Plain cheese pizzas cook the fastest, usually in about 12 minutes or so.  The clues I use most often is the color of the crust and the bubbly-ness of the cheese.  When the cheese it completely melted, slightly brown in a couple of spots, and bubbling in a sort of volcanic mass, then the pizza is done. 

I usually bake my pizza at about 400 or 425°.  The high temperature makes the crust a little lighter, and the toppings are less likely to overcook.  If the pizza seems done, take it out and stab it in the center with a fork.  Peer down at the crust, the toppings and the cheese.  If the center appears cooked all the way through, then you can eat it.  If you aren't sure, or if it still seems a little raw in the center, then place it back in the oven and test it again in a few minutes.  If the edges are burning, go ahead and take it out and eat it as is.  The kids won't notice, and you'll know to keep the stove temperature a little lower next time.

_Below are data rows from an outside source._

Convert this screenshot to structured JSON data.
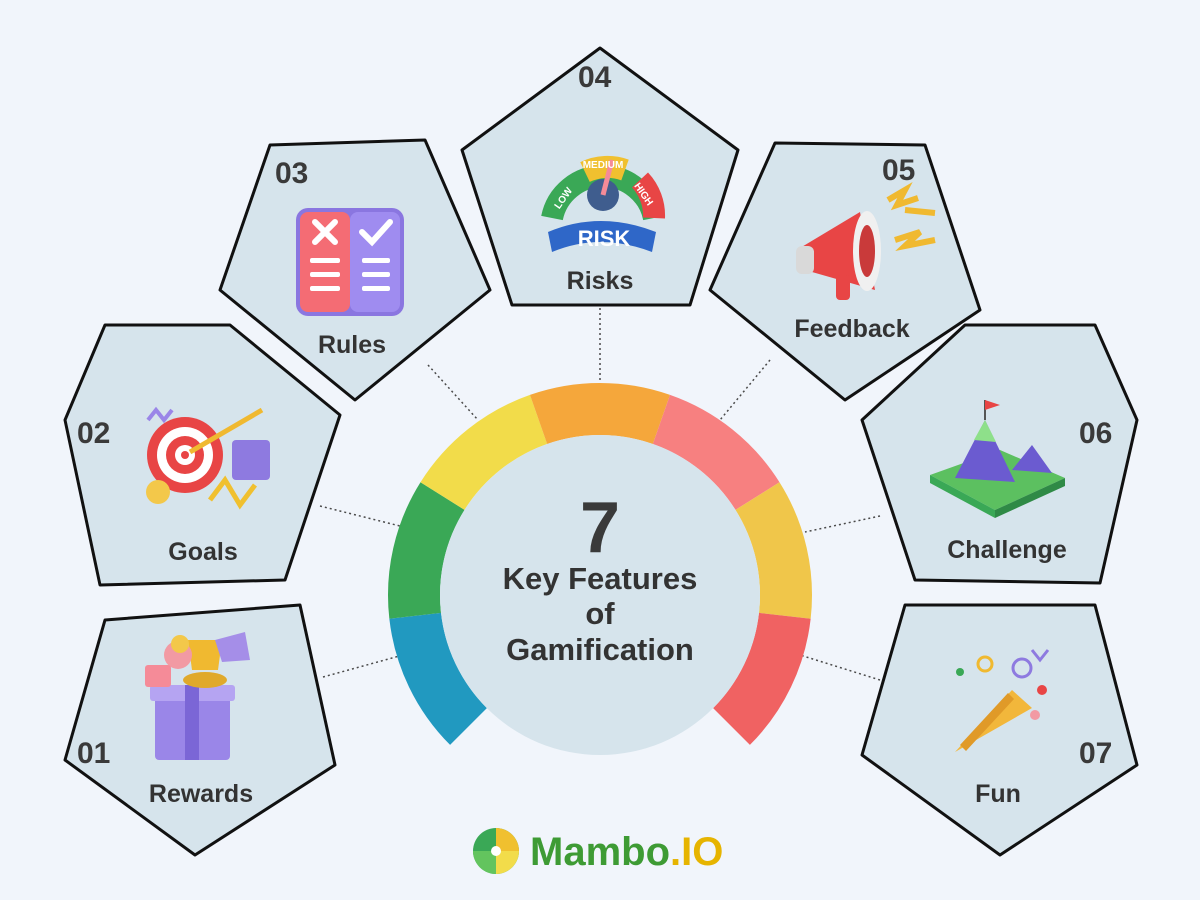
{
  "center": {
    "number": "7",
    "title_lines": [
      "Key Features",
      "of",
      "Gamification"
    ]
  },
  "features": [
    {
      "number": "01",
      "label": "Rewards",
      "icon": "gift-trophy-icon"
    },
    {
      "number": "02",
      "label": "Goals",
      "icon": "target-icon"
    },
    {
      "number": "03",
      "label": "Rules",
      "icon": "rules-board-icon"
    },
    {
      "number": "04",
      "label": "Risks",
      "icon": "risk-gauge-icon"
    },
    {
      "number": "05",
      "label": "Feedback",
      "icon": "megaphone-icon"
    },
    {
      "number": "06",
      "label": "Challenge",
      "icon": "mountain-icon"
    },
    {
      "number": "07",
      "label": "Fun",
      "icon": "party-popper-icon"
    }
  ],
  "gauge": {
    "colors": [
      "#2199c0",
      "#3aa856",
      "#f2dc4a",
      "#f5a73b",
      "#f78080",
      "#f0c64a",
      "#f06262"
    ],
    "levels": [
      "LOW",
      "MEDIUM",
      "HIGH"
    ],
    "word": "RISK"
  },
  "colors": {
    "background": "#f1f5fb",
    "pentagon_fill": "#d6e4ec",
    "pentagon_stroke": "#111111",
    "center_fill": "#d6e4ec"
  },
  "logo": {
    "name": "Mambo",
    "suffix": ".IO"
  }
}
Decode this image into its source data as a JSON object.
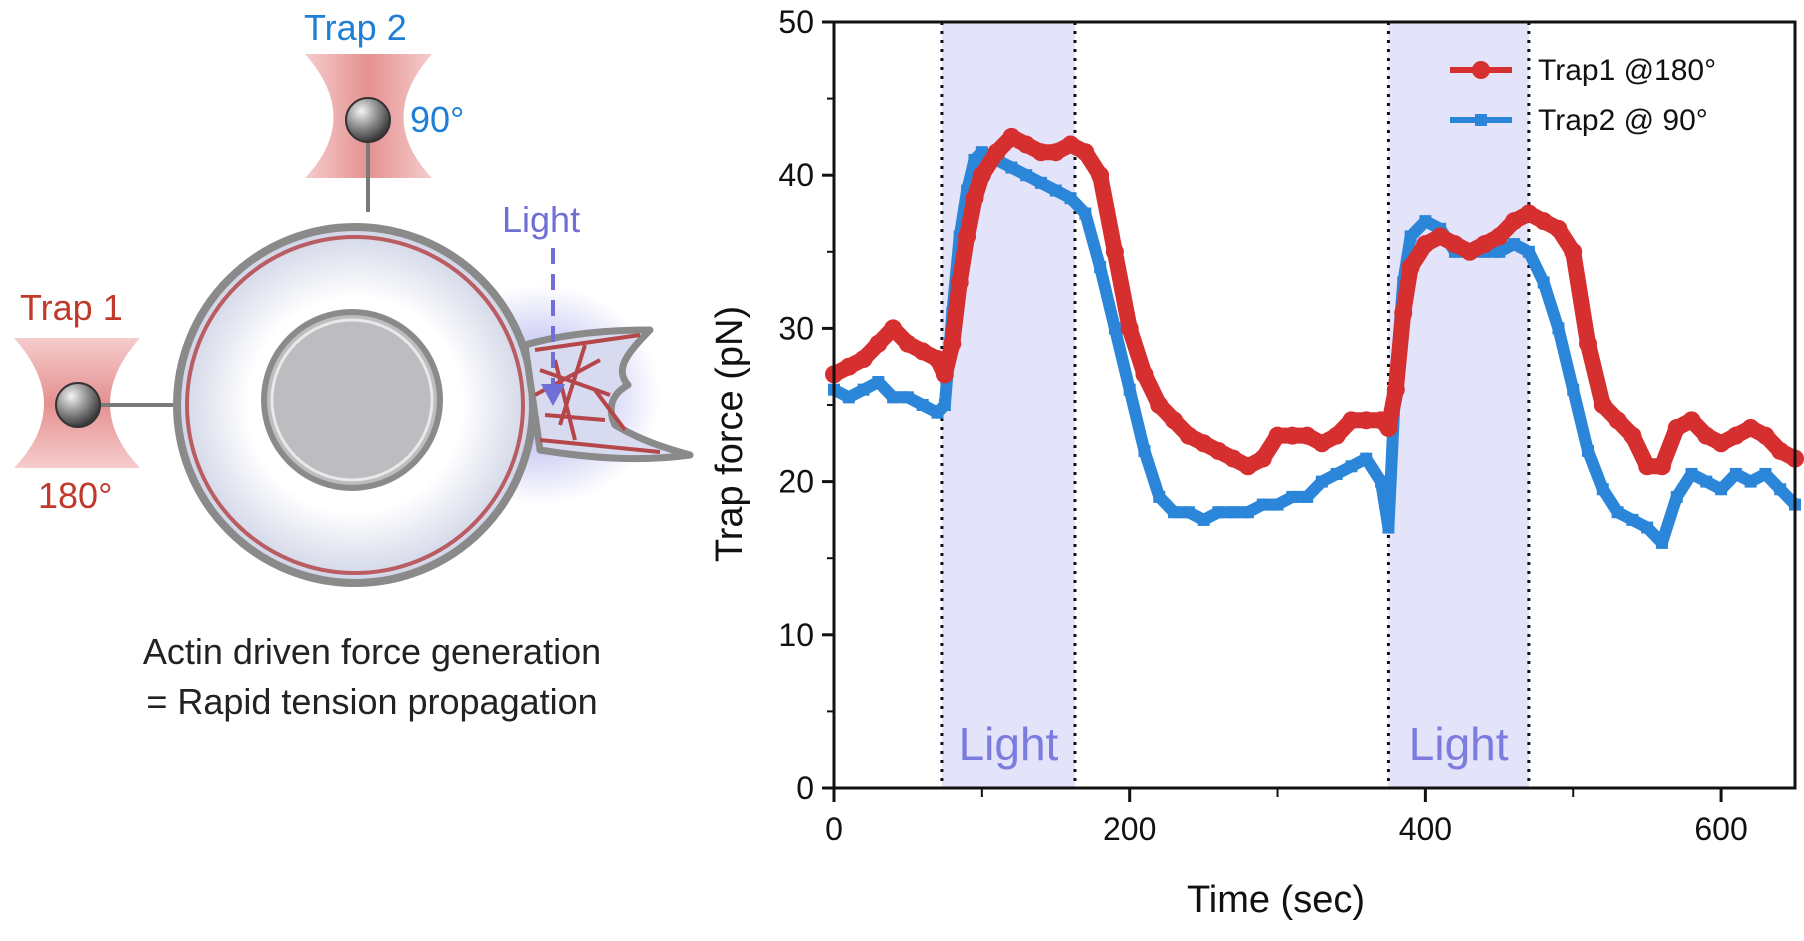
{
  "diagram": {
    "trap1_label": "Trap 1",
    "trap1_angle": "180°",
    "trap2_label": "Trap 2",
    "trap2_angle": "90°",
    "light_label": "Light",
    "caption_line1": "Actin driven force generation",
    "caption_line2": "= Rapid tension propagation",
    "colors": {
      "trap1": "#c0392b",
      "trap2": "#1f7fd6",
      "light": "#6f6fd6",
      "actin": "#b5474a"
    }
  },
  "chart_data": {
    "type": "line",
    "xlabel": "Time (sec)",
    "ylabel": "Trap force (pN)",
    "xlim": [
      0,
      650
    ],
    "ylim": [
      0,
      50
    ],
    "xticks": [
      0,
      200,
      400,
      600
    ],
    "yticks": [
      0,
      10,
      20,
      30,
      40,
      50
    ],
    "legend_position": "top-right",
    "bands": [
      {
        "x0": 73,
        "x1": 163,
        "label": "Light"
      },
      {
        "x0": 375,
        "x1": 470,
        "label": "Light"
      }
    ],
    "series": [
      {
        "name": "Trap1 @180°",
        "color": "#d62f2f",
        "marker": "circle",
        "x": [
          0,
          10,
          20,
          30,
          40,
          50,
          60,
          70,
          75,
          80,
          85,
          90,
          95,
          100,
          110,
          120,
          130,
          140,
          150,
          160,
          170,
          180,
          190,
          200,
          210,
          220,
          230,
          240,
          250,
          260,
          270,
          280,
          290,
          300,
          310,
          320,
          330,
          340,
          350,
          360,
          370,
          375,
          380,
          385,
          390,
          400,
          410,
          420,
          430,
          440,
          450,
          460,
          470,
          480,
          490,
          500,
          510,
          520,
          530,
          540,
          550,
          560,
          570,
          580,
          590,
          600,
          610,
          620,
          630,
          640,
          650
        ],
        "y": [
          27,
          27.5,
          28,
          29,
          30,
          29,
          28.5,
          28,
          27,
          29,
          33,
          36,
          38.5,
          40,
          41.5,
          42.5,
          42,
          41.5,
          41.5,
          42,
          41.5,
          40,
          35,
          30,
          27,
          25,
          24,
          23,
          22.5,
          22,
          21.5,
          21,
          21.5,
          23,
          23,
          23,
          22.5,
          23,
          24,
          24,
          24,
          23.5,
          26,
          31,
          34,
          35.5,
          36,
          35.5,
          35,
          35.5,
          36,
          37,
          37.5,
          37,
          36.5,
          35,
          29,
          25,
          24,
          23,
          21,
          21,
          23.5,
          24,
          23,
          22.5,
          23,
          23.5,
          23,
          22,
          21.5
        ]
      },
      {
        "name": "Trap2 @ 90°",
        "color": "#2b86d9",
        "marker": "square",
        "x": [
          0,
          10,
          20,
          30,
          40,
          50,
          60,
          70,
          75,
          80,
          85,
          90,
          95,
          100,
          110,
          120,
          130,
          140,
          150,
          160,
          170,
          180,
          190,
          200,
          210,
          220,
          230,
          240,
          250,
          260,
          270,
          280,
          290,
          300,
          310,
          320,
          330,
          340,
          350,
          360,
          370,
          375,
          380,
          385,
          390,
          400,
          410,
          420,
          430,
          440,
          450,
          460,
          470,
          480,
          490,
          500,
          510,
          520,
          530,
          540,
          550,
          560,
          570,
          580,
          590,
          600,
          610,
          620,
          630,
          640,
          650
        ],
        "y": [
          26,
          25.5,
          26,
          26.5,
          25.5,
          25.5,
          25,
          24.5,
          25,
          31,
          36,
          39,
          41,
          41.5,
          41,
          40.5,
          40,
          39.5,
          39,
          38.5,
          37.5,
          34,
          30,
          26,
          22,
          19,
          18,
          18,
          17.5,
          18,
          18,
          18,
          18.5,
          18.5,
          19,
          19,
          20,
          20.5,
          21,
          21.5,
          20,
          17,
          27,
          33,
          36,
          37,
          36.5,
          35,
          35,
          35,
          35,
          35.5,
          35,
          33,
          30,
          26,
          22,
          19.5,
          18,
          17.5,
          17,
          16,
          19,
          20.5,
          20,
          19.5,
          20.5,
          20,
          20.5,
          19.5,
          18.5
        ]
      }
    ]
  }
}
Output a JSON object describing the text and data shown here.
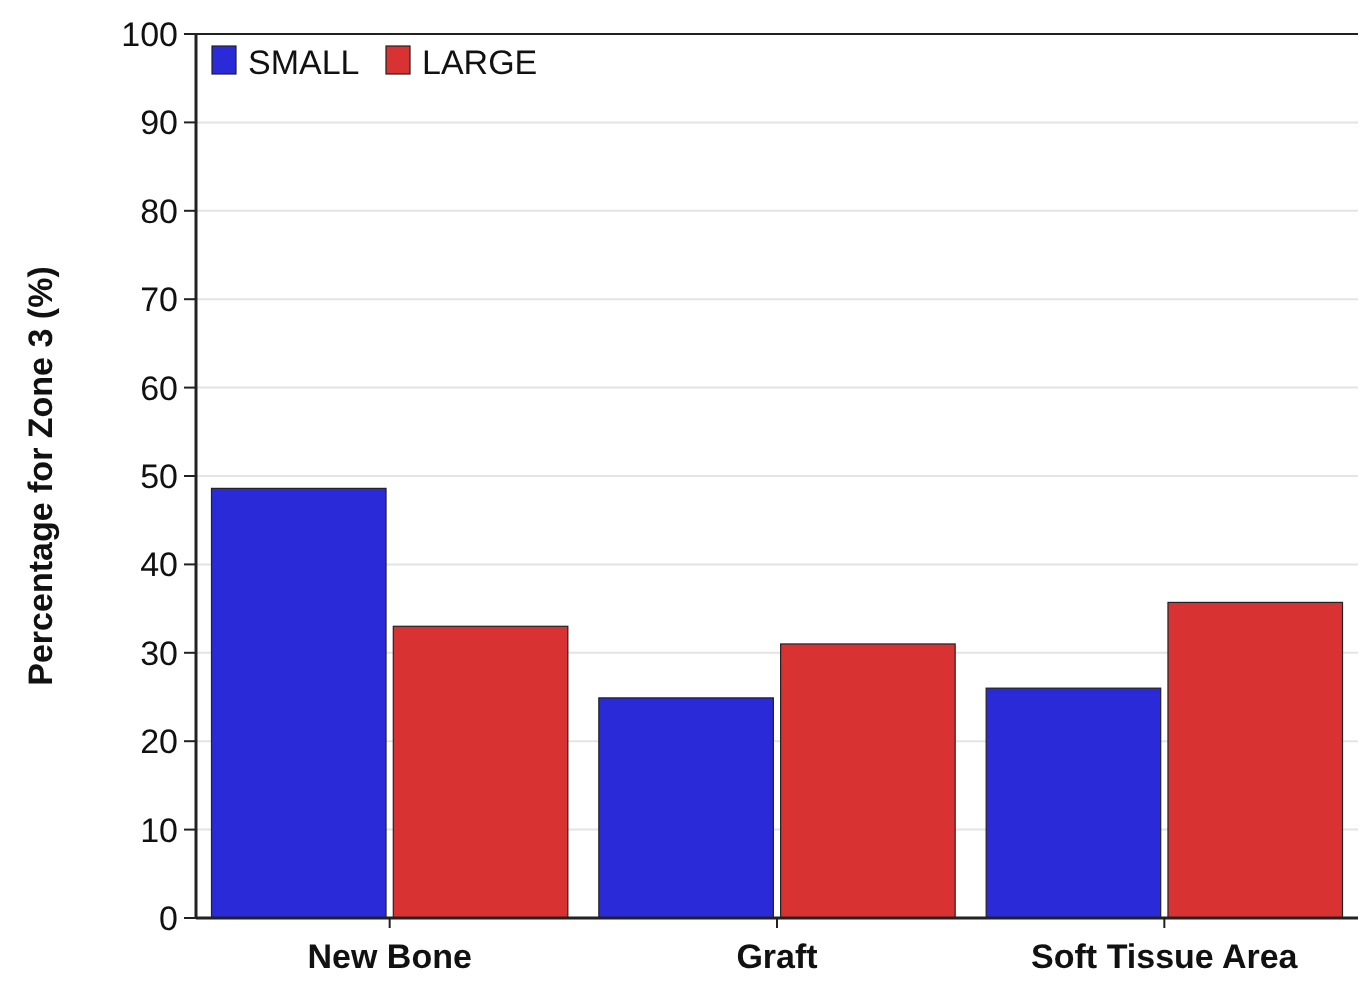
{
  "chart_data": {
    "type": "bar",
    "ylabel": "Percentage for Zone 3 (%)",
    "categories": [
      "New Bone",
      "Graft",
      "Soft Tissue Area"
    ],
    "series": [
      {
        "name": "SMALL",
        "color": "#2a2ad8",
        "values": [
          48.6,
          24.9,
          26.0
        ]
      },
      {
        "name": "LARGE",
        "color": "#d83232",
        "values": [
          33.0,
          31.0,
          35.7
        ]
      }
    ],
    "ylim": [
      0,
      100
    ],
    "yticks": [
      0,
      10,
      20,
      30,
      40,
      50,
      60,
      70,
      80,
      90,
      100
    ],
    "grid": "y",
    "legend": "top left"
  }
}
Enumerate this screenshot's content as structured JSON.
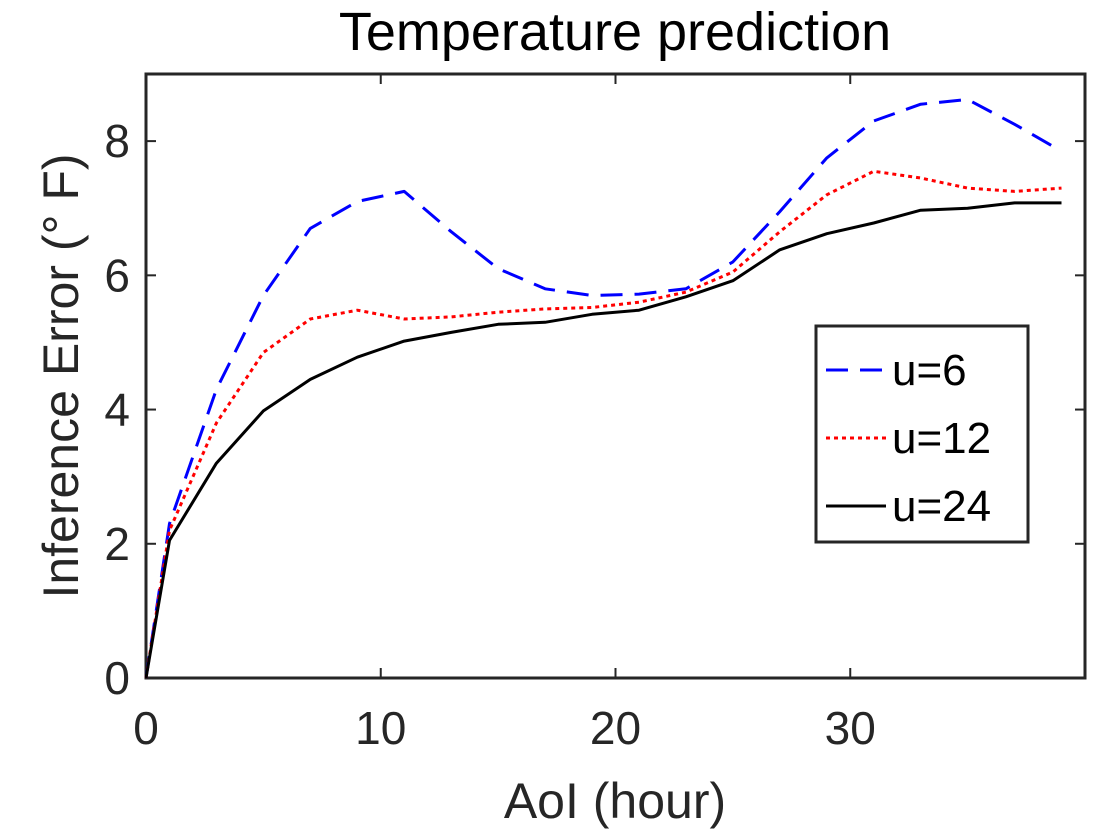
{
  "chart_data": {
    "type": "line",
    "title": "Temperature prediction",
    "xlabel": "AoI (hour)",
    "ylabel": "Inference Error (° F)",
    "xlim": [
      0,
      40
    ],
    "ylim": [
      0,
      9
    ],
    "xticks": [
      0,
      10,
      20,
      30
    ],
    "yticks": [
      0,
      2,
      4,
      6,
      8
    ],
    "grid": false,
    "legend_position": "right",
    "series": [
      {
        "name": "u=6",
        "color": "#0000ff",
        "style": "dashed",
        "x": [
          0,
          1,
          3,
          5,
          7,
          9,
          11,
          13,
          15,
          17,
          19,
          21,
          23,
          25,
          27,
          29,
          31,
          33,
          35,
          37,
          39
        ],
        "y": [
          0,
          2.3,
          4.3,
          5.7,
          6.7,
          7.1,
          7.25,
          6.65,
          6.1,
          5.8,
          5.7,
          5.72,
          5.8,
          6.2,
          6.95,
          7.75,
          8.3,
          8.55,
          8.62,
          8.25,
          7.85
        ]
      },
      {
        "name": "u=12",
        "color": "#ff0000",
        "style": "dotted",
        "x": [
          0,
          1,
          3,
          5,
          7,
          9,
          11,
          13,
          15,
          17,
          19,
          21,
          23,
          25,
          27,
          29,
          31,
          33,
          35,
          37,
          39
        ],
        "y": [
          0,
          2.2,
          3.8,
          4.85,
          5.35,
          5.48,
          5.35,
          5.38,
          5.45,
          5.5,
          5.52,
          5.6,
          5.75,
          6.05,
          6.65,
          7.2,
          7.55,
          7.45,
          7.3,
          7.25,
          7.3
        ]
      },
      {
        "name": "u=24",
        "color": "#000000",
        "style": "solid",
        "x": [
          0,
          1,
          3,
          5,
          7,
          9,
          11,
          13,
          15,
          17,
          19,
          21,
          23,
          25,
          27,
          29,
          31,
          33,
          35,
          37,
          39
        ],
        "y": [
          0,
          2.05,
          3.2,
          3.98,
          4.45,
          4.78,
          5.02,
          5.15,
          5.27,
          5.3,
          5.42,
          5.48,
          5.68,
          5.92,
          6.38,
          6.62,
          6.78,
          6.97,
          7.0,
          7.08,
          7.08
        ]
      }
    ]
  }
}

Cost: Using these methods a Large Cheese Pizza winds up costing well under $2.  It can be as cheap as $1.50 per pizza if all the ingredients are purchased on sale.  Mushrooms, olives and other vegetables increase the cost about 40 to 50¢, depending on their purchase price.  The meat toppings suggested above add between 30¢ and 75¢ (per pizza) to the final cost, with hot dogs and baloney being at the low end, and sausage, ground beef and ham being at the high end.  All said, exotic pizzas, with lots of fancy toppings can be made for about $3 a piece.  Or to put it another way, for the price of one medium sized name-brand frozen cheese pizza from the store, you can prepare two large pizzas with THE WORKS at home!